The LED module generates heat in association with lighting of LEDs. The heat rises the temperature of the LEDs. Then, when the temperature of the LEDs is excessively high, light-emitting efficiency of the LEDs is lowered, and a problem such as reduction of lifespan of the LEDs may occur. Therefore, the housing is provided with a thermal radiating device configured to radiate heat generated by the LED module from the thermal radiating fins to an outside space.
Examples of the LED bulb include the one configured in such a manner that an outer peripheral edge portion side of the LED module is fixed to an annular mounting surface of the housing, and the lighting apparatus is accommodated in a void of the housing (for example, see Patent Document 1). According to the LED bulb described above, the heat generated by the LED module is conducted from the annular mounting surface to the housing and radiated to the outside space from the thermal radiating fins.
There is also an LED bulb of a type in which the LED module is placed on a flat-shaped light source supporting portion of the housing and is disposed in tight contact therewith so as to allow thermal conduction (for example, see Patent Document 2).
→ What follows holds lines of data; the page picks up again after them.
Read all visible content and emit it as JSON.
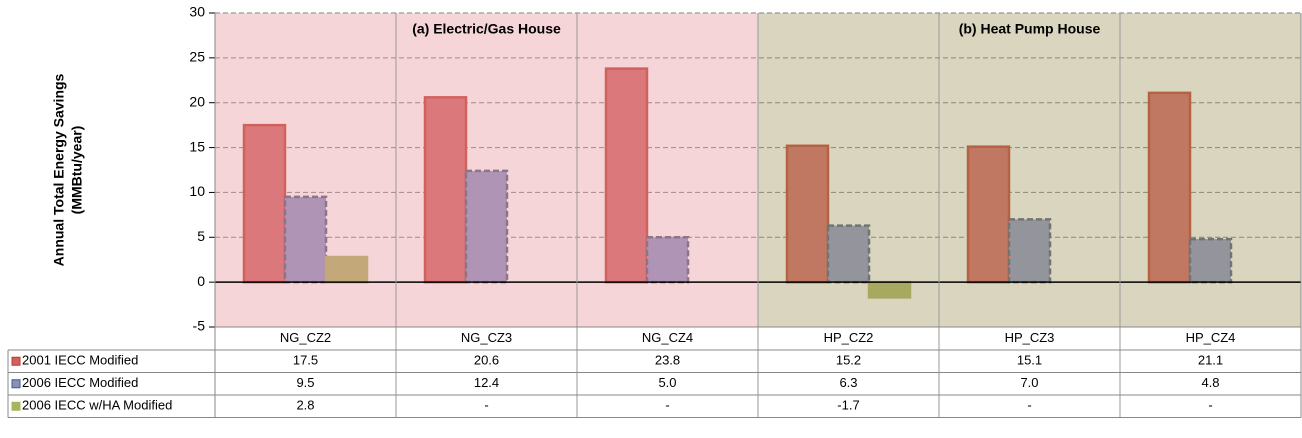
{
  "chart_data": {
    "type": "bar",
    "y_label": [
      "Annual Total Energy Savings",
      "(MMBtu/year)"
    ],
    "panels": [
      {
        "label": "(a) Electric/Gas House",
        "color": "#e79aa1"
      },
      {
        "label": "(b) Heat Pump House",
        "color": "#a89a66"
      }
    ],
    "categories": [
      "NG_CZ2",
      "NG_CZ3",
      "NG_CZ4",
      "HP_CZ2",
      "HP_CZ3",
      "HP_CZ4"
    ],
    "series": [
      {
        "name": "2001 IECC Modified",
        "color": "#d35f5f",
        "edge_color": "#c0392b",
        "dashed": false,
        "values": [
          17.5,
          20.6,
          23.8,
          15.2,
          15.1,
          21.1
        ],
        "value_labels": [
          "17.5",
          "20.6",
          "23.8",
          "15.2",
          "15.1",
          "21.1"
        ]
      },
      {
        "name": "2006 IECC Modified",
        "color": "#8790c4",
        "edge_color": "#4a5878",
        "dashed": true,
        "values": [
          9.5,
          12.4,
          5,
          6.3,
          7,
          4.8
        ],
        "value_labels": [
          "9.5",
          "12.4",
          "5.0",
          "6.3",
          "7.0",
          "4.8"
        ]
      },
      {
        "name": "2006 IECC w/HA Modified",
        "color": "#a9b35e",
        "edge_color": "#a9b35e",
        "dashed": false,
        "values": [
          2.8,
          null,
          null,
          -1.7,
          null,
          null
        ],
        "value_labels": [
          "2.8",
          "-",
          "-",
          "-1.7",
          "-",
          "-"
        ]
      }
    ],
    "ylim": [
      -5,
      30
    ],
    "yticks": [
      -5,
      0,
      5,
      10,
      15,
      20,
      25,
      30
    ],
    "grid": true
  }
}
According to the LED bulb described above, the heat generated by the LED module is transferred to the light source supporting portion which is in tight-contact with the LED module and is radiated effectively from the housing to the outside space via the thermal radiating fins.
The configuration in which the outer peripheral edge portion side of the LED module is fixed to the annular mounting surface of the housing allows the heat generated by the LED module to be conducted mainly from the outer peripheral edge portion side of the LED module to the mounting surface of the housing. Therefore, the heat can hardly be conducted quickly to the housing side. Therefore, the above-described configuration is disadvantageous in that inhibition of temperature rise of the LEDs with respect to a high-power and high-output LED module is difficult.
The configuration in which the LED module is placed on the flat-shaped light source supporting portion of the housing and is brought into tight contact therewith allows the heat generated by the LED module to be conducted quickly to the housing and to be radiated from the thermal radiating fins because the contact surface area between the LED module and the light source supporting portion is large. However, since the portion of the light source supporting portion is formed on a mass of the housing, the configuration in this example is disadvantageous in that a space for disposing the lighting apparatus can hardly be secured and the weight of the housing is increased. In particular, when the housing is formed of a metal, the weight may pose a problem.